I’m currently reading a YA Dystopian novel titled “After” by Francine Prose. The book is based around the fact that school policies at Central High have dramatically changed after shootings at a nearby school, Pleasant Valley. The administration of the school suddenly and quite swiftly set up new security measures around the school to “ensure the safety” of the students. These measures include metal detectors, bag checks, banning the color red, banning any talk of harming others, etc. Any violators of the rules are sent to “Operation Turnaround”, behavior correction camps.
The book seems heavily influenced by questionable “security” measures that our government has taken due to attacks that are close to home, but not close enough to call for certain measures. The way the protagonist Tom describes going to school is “going through airport security, but every day”.
These measures however are justified in the school and town by the following:
- The killings at Pleasant Valley are upsetting and tragic for us all
- Illegal drugs were involved in the shootings at Pleasant Valley
- Central High will have a happy and peaceful future
- It’s for our own safety and protection
And more to come… (I haven’t finished the book)
The reasons listed do indeed justify concern and perhaps action, but do not totally warrant the extensive measures that Central High is imposing. I think that is a major characteristic about propaganda; it is contrived and stretched out thin to mask actual motives. Propaganda sometimes is a lie that is created to turn that lie into a truth.

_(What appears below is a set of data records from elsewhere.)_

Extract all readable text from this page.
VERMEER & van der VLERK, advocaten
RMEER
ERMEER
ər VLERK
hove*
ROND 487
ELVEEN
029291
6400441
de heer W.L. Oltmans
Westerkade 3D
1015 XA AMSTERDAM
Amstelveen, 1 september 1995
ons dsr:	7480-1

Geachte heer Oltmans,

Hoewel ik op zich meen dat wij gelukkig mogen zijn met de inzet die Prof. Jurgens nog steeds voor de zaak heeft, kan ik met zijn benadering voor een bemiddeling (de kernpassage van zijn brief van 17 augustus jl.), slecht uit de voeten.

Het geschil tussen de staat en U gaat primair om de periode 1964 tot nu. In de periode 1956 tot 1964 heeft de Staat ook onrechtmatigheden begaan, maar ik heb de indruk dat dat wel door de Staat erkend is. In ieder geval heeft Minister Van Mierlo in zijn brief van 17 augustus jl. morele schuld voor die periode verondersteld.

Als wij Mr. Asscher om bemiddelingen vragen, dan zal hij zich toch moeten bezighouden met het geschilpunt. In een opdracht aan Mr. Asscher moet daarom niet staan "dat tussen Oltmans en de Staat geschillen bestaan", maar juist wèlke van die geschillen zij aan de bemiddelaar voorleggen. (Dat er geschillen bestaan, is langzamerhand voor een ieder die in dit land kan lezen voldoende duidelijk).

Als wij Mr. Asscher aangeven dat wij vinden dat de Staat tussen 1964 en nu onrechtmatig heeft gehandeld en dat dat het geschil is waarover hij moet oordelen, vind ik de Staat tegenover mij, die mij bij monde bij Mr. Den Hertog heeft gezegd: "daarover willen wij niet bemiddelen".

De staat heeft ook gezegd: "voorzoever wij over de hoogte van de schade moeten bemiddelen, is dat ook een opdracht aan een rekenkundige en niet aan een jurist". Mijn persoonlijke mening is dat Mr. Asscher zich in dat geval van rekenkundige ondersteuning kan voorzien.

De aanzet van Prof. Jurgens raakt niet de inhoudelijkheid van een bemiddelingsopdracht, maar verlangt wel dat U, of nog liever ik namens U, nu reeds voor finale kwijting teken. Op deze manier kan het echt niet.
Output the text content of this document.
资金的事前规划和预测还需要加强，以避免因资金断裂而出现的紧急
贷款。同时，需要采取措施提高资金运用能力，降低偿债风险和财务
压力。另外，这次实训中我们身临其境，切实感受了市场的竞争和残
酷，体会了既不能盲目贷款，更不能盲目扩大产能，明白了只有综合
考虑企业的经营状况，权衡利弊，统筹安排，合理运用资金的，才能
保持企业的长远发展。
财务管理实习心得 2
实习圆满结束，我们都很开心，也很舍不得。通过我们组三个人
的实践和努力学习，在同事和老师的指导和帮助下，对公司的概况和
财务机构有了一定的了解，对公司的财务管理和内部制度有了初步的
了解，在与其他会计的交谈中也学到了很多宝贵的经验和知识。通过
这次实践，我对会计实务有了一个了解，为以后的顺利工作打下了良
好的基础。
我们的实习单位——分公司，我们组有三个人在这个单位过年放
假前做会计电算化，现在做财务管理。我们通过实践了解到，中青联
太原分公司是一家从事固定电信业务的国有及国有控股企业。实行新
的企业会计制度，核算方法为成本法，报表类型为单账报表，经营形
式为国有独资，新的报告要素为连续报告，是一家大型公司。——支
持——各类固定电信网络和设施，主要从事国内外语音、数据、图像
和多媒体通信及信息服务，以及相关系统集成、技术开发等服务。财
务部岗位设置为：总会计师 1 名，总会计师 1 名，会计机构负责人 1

Specifically, I want to focus on how Central High plays the proximity and tragedy cards often in any of their propaganda. The administration incessantly reminds the students how close Pleasant Valley was to Central High, and how the tragedy affects everyone dramatically, not just Pleasant Valley. Though it may be true that the shootings were nearby and a disappointing thing to happen, it did not call for the color red to be banned, or drug tests to be performed every practice.
Francine Prose reminded me with this story to be aware of the propaganda that affects us in our modern world. Safety is always a priority, but we have to gauge whether or not we want our privacy, rights, and freedoms to come before safety.